Research Areas

The research focus of DMAL can be broadly classified into the following four areas:


Advanced Data Management

The growth of the Internet in the last decade has dramatically changed the way in which information is managed and accessed. In this area we explore novel issues to manage such growing volumes of non-traditional data. In particular, we focus on several interesting issues such as efficient and scalable storage, indexing, and query processing strategies for complex data types such as tree and graph structured data, geo-spatial data, sequence and array data, data streams, multimedia data, Web and social data, mobile data, cloud data etc.

Data Analytics

Making sense of terabytes to petabytes of multi-source, complex-structured data demands advanced analytics and data science mechanism. In this arena, we focus on developing novel efficient and scalable algorithms for mining massive volumes of Web & social data, mobile data, biological and biomedical data, data streams, multimedia, graph-structured data, and XML data.

Information Retrieval

Search of information through various Internet-enabled devices plays an important role in our daily life. While the World Wide Web remains the main information repository for information search, the encouraged openness and information sharing through social platforms is reshaping the data distribution on the Web. As the result, the Web is abundant with user-created content. On the one hand, the user-created content is meta-data rich with temporal and spatial annotations and even the social connections among the data contributors. On the other hand, the user-created content is short, noisy, and lack of context. Such data reshaping on the Web leads to a renewed interests as well as new challenges in a broad range of IR problems. We research on innovative techniques to exploit the rich meta-data and to deal with the noisy nature of the user-created content for effective answering of various search queries.
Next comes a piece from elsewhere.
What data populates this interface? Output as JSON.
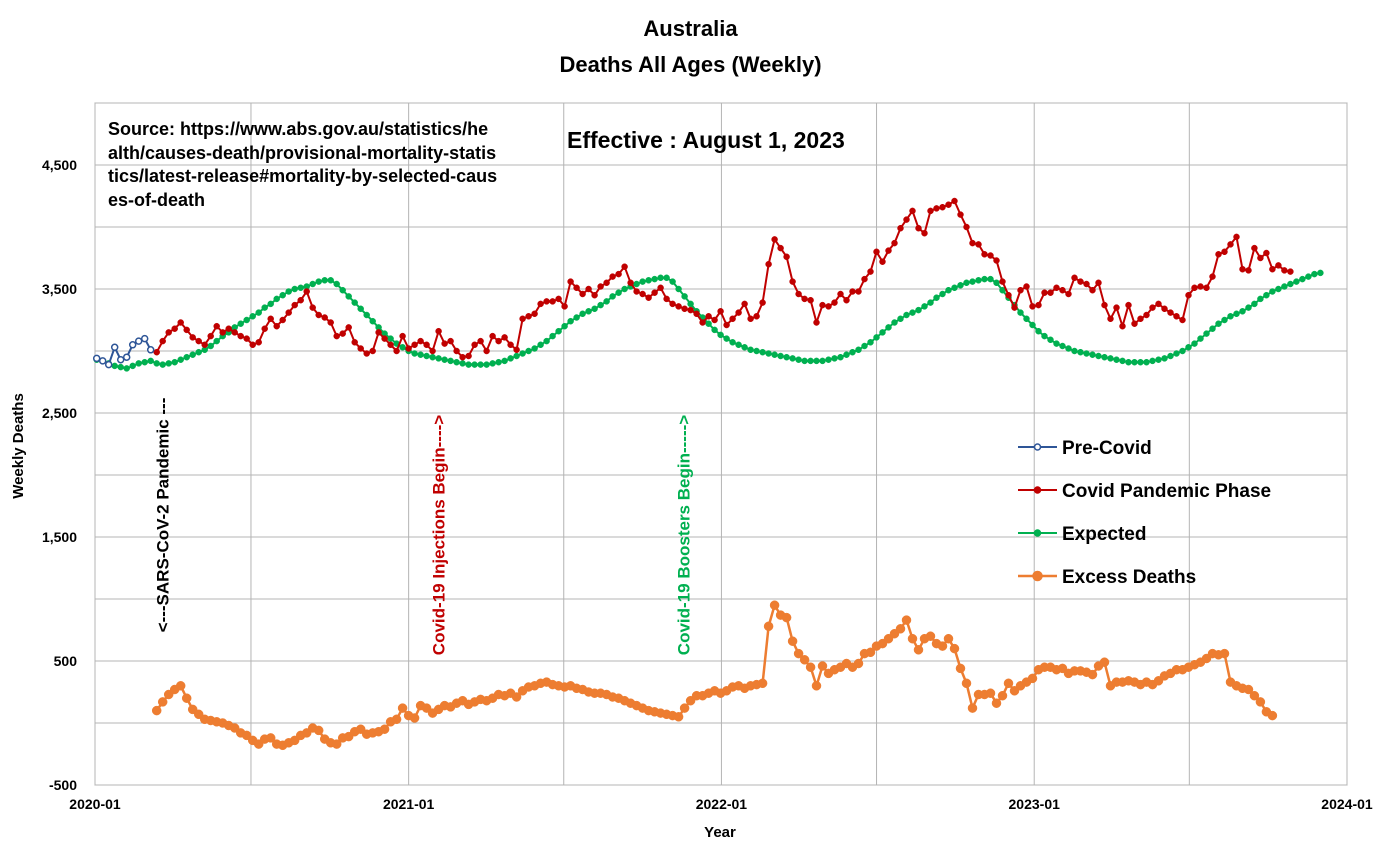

Information Privacy & Security

Concepts like ubiquitous computing and ambient intelligence that exploit increasingly interconnected networks and mobility put new requirements on data management. An important element in the connected world is that data will be accessible anytime anywhere. This also has its downside in that it becomes easier to get unauthorized data access. Furthermore, it will become easier to collect, store, and search personal information and endanger peoples´ privacy. Therefore, secure and privacy-enhanced data management turns out to be a challenging goal that will also seriously influence the acceptance of ubiquitous computing and ambient intelligence concepts by society. In this research, we explore novel techniques in the arena of secured data access and processing, privacy preserving data management, privacy preserving data integration and mining.